When we include a data source inside a data flow it always requests a dataset. The dataset, in turn, requires you to point to a table. A dataset can’t be defined over a query, it needs an object on the linked service, which may be a table or view as you may notice on the image below.

 

 

How can we work around this and use a query as a source for a data flow?

The secret is on the source object we use on the data flow. We need to select a dataset, as always. However, on the 2nd tab, Source Options, we can choose the input type as Query and define a SQL query. The source will ignore the table configuration in the dataset and get the data from the query.

This is how the 1st tab will look like when we select the dataset:

This is how the 2nd tab looks like with the query defined:

 

After defining the query, we can click the button Import Projection. Data Factory will need to initialize the Integration Runtime, so it can execute the import of the schema. Once the Integration Runtime is initialized, the Import Projection can proceed. Usually you will need to click the button again.

On the Projection tab we will not see anything related to the table at all, only the query results will be there.

 

The schema drift properties on this scenario are still optional.
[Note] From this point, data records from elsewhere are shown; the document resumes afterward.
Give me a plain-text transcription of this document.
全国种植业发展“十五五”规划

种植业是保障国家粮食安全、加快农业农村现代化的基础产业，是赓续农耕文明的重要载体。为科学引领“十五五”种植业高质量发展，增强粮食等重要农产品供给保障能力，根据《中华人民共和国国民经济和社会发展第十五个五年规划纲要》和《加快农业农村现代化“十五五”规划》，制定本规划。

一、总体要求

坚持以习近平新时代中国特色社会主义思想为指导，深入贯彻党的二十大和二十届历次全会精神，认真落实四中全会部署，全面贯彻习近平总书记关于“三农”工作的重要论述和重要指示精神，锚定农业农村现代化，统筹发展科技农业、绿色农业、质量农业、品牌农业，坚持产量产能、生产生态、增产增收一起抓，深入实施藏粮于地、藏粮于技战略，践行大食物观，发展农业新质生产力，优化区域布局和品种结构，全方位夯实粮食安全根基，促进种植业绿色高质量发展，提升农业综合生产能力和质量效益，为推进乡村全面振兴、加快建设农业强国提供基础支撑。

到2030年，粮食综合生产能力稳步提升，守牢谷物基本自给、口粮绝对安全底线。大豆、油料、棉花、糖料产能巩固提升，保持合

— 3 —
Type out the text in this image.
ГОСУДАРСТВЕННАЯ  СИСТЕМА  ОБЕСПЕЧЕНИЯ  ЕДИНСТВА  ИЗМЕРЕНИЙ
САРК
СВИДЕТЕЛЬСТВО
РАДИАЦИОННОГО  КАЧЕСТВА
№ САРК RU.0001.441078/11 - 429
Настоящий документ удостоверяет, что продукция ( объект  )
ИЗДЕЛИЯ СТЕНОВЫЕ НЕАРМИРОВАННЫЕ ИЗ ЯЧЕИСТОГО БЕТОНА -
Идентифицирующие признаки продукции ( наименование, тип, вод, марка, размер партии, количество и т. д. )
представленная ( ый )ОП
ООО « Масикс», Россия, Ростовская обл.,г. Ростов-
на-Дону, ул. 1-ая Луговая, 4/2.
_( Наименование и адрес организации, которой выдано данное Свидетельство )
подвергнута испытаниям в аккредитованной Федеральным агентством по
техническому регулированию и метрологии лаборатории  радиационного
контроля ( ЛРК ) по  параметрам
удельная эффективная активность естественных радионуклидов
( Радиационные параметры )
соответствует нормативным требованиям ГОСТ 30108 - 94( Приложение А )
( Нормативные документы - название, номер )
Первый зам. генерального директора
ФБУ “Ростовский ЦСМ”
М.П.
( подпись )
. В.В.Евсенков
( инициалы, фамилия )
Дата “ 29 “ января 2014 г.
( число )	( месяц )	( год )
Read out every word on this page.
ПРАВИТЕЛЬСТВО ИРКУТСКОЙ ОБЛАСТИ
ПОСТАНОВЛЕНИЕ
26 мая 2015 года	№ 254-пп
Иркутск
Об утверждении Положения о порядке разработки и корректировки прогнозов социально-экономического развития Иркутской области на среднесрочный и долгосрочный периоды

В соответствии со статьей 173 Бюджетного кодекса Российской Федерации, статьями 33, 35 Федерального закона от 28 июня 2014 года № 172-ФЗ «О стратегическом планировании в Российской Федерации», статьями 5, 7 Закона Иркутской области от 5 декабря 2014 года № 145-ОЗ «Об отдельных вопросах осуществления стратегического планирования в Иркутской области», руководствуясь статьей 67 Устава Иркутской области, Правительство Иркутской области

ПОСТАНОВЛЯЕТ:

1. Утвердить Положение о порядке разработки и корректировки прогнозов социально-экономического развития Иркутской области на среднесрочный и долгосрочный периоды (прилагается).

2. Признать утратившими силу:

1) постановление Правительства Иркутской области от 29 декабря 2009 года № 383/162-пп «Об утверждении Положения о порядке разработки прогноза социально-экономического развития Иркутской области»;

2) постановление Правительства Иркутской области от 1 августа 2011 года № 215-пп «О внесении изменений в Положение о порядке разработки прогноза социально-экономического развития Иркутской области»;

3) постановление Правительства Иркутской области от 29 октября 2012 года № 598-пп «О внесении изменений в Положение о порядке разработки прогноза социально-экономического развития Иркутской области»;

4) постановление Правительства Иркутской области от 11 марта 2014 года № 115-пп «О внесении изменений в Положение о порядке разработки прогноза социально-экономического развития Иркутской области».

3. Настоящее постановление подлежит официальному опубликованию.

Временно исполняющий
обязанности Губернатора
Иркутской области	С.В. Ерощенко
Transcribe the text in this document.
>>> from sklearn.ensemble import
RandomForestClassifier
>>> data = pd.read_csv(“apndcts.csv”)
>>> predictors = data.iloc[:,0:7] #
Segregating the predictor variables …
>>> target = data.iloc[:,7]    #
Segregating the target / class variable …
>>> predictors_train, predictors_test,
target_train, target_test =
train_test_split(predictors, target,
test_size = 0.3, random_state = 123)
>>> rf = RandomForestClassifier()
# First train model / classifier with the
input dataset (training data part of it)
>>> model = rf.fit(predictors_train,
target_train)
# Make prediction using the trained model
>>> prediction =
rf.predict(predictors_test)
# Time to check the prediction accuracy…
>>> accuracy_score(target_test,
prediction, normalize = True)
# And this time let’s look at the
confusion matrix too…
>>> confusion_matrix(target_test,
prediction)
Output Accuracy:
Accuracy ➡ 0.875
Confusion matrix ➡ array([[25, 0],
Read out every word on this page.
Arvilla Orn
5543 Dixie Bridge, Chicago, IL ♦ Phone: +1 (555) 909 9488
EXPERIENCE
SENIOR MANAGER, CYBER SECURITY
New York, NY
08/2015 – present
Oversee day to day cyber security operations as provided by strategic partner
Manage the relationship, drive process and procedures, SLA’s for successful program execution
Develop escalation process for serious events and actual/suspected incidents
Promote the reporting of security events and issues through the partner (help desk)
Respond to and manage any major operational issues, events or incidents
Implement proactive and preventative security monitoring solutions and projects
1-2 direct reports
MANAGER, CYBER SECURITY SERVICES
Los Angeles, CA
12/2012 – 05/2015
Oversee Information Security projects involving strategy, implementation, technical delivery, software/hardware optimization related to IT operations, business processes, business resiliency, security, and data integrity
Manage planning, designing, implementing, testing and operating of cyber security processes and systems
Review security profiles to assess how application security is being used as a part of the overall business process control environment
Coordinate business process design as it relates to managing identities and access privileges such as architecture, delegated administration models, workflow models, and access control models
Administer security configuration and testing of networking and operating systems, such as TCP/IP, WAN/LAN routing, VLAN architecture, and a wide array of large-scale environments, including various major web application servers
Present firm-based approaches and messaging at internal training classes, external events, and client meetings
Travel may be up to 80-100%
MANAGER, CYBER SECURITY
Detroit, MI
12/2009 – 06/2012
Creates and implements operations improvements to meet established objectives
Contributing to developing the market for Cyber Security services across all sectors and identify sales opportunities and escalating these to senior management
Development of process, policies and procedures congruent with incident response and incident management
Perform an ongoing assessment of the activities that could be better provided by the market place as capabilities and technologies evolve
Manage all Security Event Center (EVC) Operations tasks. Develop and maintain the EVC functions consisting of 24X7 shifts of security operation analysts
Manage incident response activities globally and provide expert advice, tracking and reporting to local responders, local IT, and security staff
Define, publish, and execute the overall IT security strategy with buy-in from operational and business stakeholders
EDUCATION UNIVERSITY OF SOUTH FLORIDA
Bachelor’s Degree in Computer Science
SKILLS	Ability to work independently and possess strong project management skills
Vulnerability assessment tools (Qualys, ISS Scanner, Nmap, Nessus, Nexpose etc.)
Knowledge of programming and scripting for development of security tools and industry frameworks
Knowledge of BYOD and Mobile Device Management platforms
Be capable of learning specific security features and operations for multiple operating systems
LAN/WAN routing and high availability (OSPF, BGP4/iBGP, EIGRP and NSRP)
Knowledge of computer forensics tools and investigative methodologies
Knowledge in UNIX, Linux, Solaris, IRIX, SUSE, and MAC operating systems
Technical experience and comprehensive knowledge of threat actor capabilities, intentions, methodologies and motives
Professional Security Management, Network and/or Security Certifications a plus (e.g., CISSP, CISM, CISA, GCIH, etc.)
They will act completely over the query. We import the projection schema from the query. The dataflow will accept additional fields beyond the ones defined during development if the schema drift property is enabled, as it usually does.

The Dataflow Code

We can say in some ways the data factory data flows have two different languages: The Data Flow Script (DFS) and the json syntax. The two buttons on the top right of the Data Factory screen allow us to see the code.

The DFS from this script makes no reference to the dataset at all:

Data Factory converts the DFS to a single script line in the JSON file. The JSON file requires a source dataset specified, but many dataset definitions, such as the table, will be ignored. The resulting JSON will be like the image below.

The dataset, on this example, establishes a link between the data flow and the linked service, but only that.